Palomo apretó la mano de Qinnitan.

—¿Te criaste en Xis? —Si lograba que el hombre hablara, quizá sirviera de algo—. ¿Cómo es posible? Tienes aspecto de norteño.

Él no alzó la vista, y su única respuesta fue el chasquido de la tira de metal, que al fin derrotaba a la cerradura. La puerta se abrió, atravesaron la arcada y el desconocido los obligó a bajar por una escalera de piedra que bordeaba la empinada colina de la ciudadela. Qinnitan tropezó varias veces con la cuerda que le sujetaba los tobillos. Una niebla oscurecía el aire del mar, aunque luego comprendió que era humo. A cierta distancia rugían los cañones, pero parecían truenos lejanos, el tiempo inclemente de otro país.

* * *

El puerto de Nektarios estaba en ruinas, y los restos flotantes de naves incendiadas y despedazadas llenaban las aguas. La mitad del distrito de los almacenes estaba en llamas y ardía sin control, pero sólo un puñado de soldados combatía el incendio para impedir que se propagara cuesta arriba en ambos lados del complejo de templos del bosquecillo de Demian o las casas ricas de la colina del Gorrión.
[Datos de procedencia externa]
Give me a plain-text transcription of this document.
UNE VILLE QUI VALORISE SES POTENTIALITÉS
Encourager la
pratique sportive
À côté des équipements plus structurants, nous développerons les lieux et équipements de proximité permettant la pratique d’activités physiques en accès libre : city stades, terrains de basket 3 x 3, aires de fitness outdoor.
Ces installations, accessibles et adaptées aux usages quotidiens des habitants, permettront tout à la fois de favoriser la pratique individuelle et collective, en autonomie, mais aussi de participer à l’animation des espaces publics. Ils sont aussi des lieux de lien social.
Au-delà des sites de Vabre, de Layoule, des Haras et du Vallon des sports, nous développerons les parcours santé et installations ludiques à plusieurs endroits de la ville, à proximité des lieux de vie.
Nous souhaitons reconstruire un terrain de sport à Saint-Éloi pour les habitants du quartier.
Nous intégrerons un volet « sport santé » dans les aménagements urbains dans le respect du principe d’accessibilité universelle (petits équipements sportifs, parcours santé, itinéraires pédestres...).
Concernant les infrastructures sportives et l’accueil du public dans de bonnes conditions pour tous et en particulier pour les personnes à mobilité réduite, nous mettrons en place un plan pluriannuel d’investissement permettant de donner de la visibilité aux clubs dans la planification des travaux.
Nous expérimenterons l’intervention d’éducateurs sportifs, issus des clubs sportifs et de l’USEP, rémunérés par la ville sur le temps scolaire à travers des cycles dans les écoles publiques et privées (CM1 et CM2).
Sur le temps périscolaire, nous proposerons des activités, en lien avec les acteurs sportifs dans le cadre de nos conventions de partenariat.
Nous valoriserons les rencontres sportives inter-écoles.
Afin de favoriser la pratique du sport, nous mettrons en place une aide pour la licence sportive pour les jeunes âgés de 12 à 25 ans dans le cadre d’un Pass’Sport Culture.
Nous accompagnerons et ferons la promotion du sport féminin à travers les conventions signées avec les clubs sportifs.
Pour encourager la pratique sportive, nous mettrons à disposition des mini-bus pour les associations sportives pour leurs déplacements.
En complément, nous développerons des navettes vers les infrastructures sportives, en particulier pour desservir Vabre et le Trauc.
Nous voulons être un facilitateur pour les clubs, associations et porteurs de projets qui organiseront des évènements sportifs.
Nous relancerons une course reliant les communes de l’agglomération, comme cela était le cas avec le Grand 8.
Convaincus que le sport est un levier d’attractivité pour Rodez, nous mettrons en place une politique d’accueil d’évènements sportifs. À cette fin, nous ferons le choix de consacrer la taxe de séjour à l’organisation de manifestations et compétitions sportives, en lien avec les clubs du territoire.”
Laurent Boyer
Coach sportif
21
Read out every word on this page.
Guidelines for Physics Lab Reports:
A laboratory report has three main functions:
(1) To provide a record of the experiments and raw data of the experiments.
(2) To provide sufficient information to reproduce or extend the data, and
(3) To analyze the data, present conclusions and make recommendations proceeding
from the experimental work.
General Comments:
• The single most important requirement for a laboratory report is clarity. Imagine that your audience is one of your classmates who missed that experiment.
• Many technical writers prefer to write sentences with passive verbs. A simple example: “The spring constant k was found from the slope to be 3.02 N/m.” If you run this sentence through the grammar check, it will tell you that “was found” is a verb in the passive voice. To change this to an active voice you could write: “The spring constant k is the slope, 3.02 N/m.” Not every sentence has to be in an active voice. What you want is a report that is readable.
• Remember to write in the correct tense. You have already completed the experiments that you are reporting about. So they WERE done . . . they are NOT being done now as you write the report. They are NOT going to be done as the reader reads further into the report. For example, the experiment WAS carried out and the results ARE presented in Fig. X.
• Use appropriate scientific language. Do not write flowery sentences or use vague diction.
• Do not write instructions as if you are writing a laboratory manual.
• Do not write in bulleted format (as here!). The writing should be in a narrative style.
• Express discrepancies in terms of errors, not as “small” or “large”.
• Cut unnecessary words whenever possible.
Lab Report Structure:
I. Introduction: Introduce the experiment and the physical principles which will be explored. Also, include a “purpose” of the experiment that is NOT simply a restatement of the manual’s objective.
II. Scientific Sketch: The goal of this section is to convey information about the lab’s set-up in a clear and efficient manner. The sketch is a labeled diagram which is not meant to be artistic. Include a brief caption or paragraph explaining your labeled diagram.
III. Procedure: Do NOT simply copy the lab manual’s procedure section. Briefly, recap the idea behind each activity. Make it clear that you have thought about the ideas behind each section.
Ocupados en su lucha contra las llamas, no prestaron mucha atención al desconocido y lo que parecían ser sus dos hijos. Un guardia manchado de humo pasó deprisa (el erizo de mar dorado de su túnica lo identificaba como parte de la guardia naval) y les gritó algo que Qinnitan no entendió, pero el captor agitó la mano con calma y el guardia pasó de largo.

La artillería disparaba desde la muralla marítima y le respondían desde el mar. Qinnitan vio uno de los enormes dromones del autarca surcando la boca del puerto, sólo contenido por los cien metros de gruesa cadena que cruzaban la entrada del famoso y caro puerto que había construido el magnate Nektarios.

Pasaron por la entrada de la calle Oniri Daneya, una ancha avenida bordeada por tiendas, mercados y almacenes que conducía fuera del puerto y cruzaba el centro de la ciudad vieja. Carretas abandonadas y escombros bloqueaban la calle, y Qinnitan sintió una nueva oleada de desesperación al ver ese próspero lugar tan arruinado y desierto. Estaba cada vez más segura de que nadie podría ayudarlos con la ciudad en llamas y las tropas del autarca casi dentro de las murallas. Cogió la mano del niño. Ella había sobrevivido antes, pero esta vez también debía cuidar de Palomo.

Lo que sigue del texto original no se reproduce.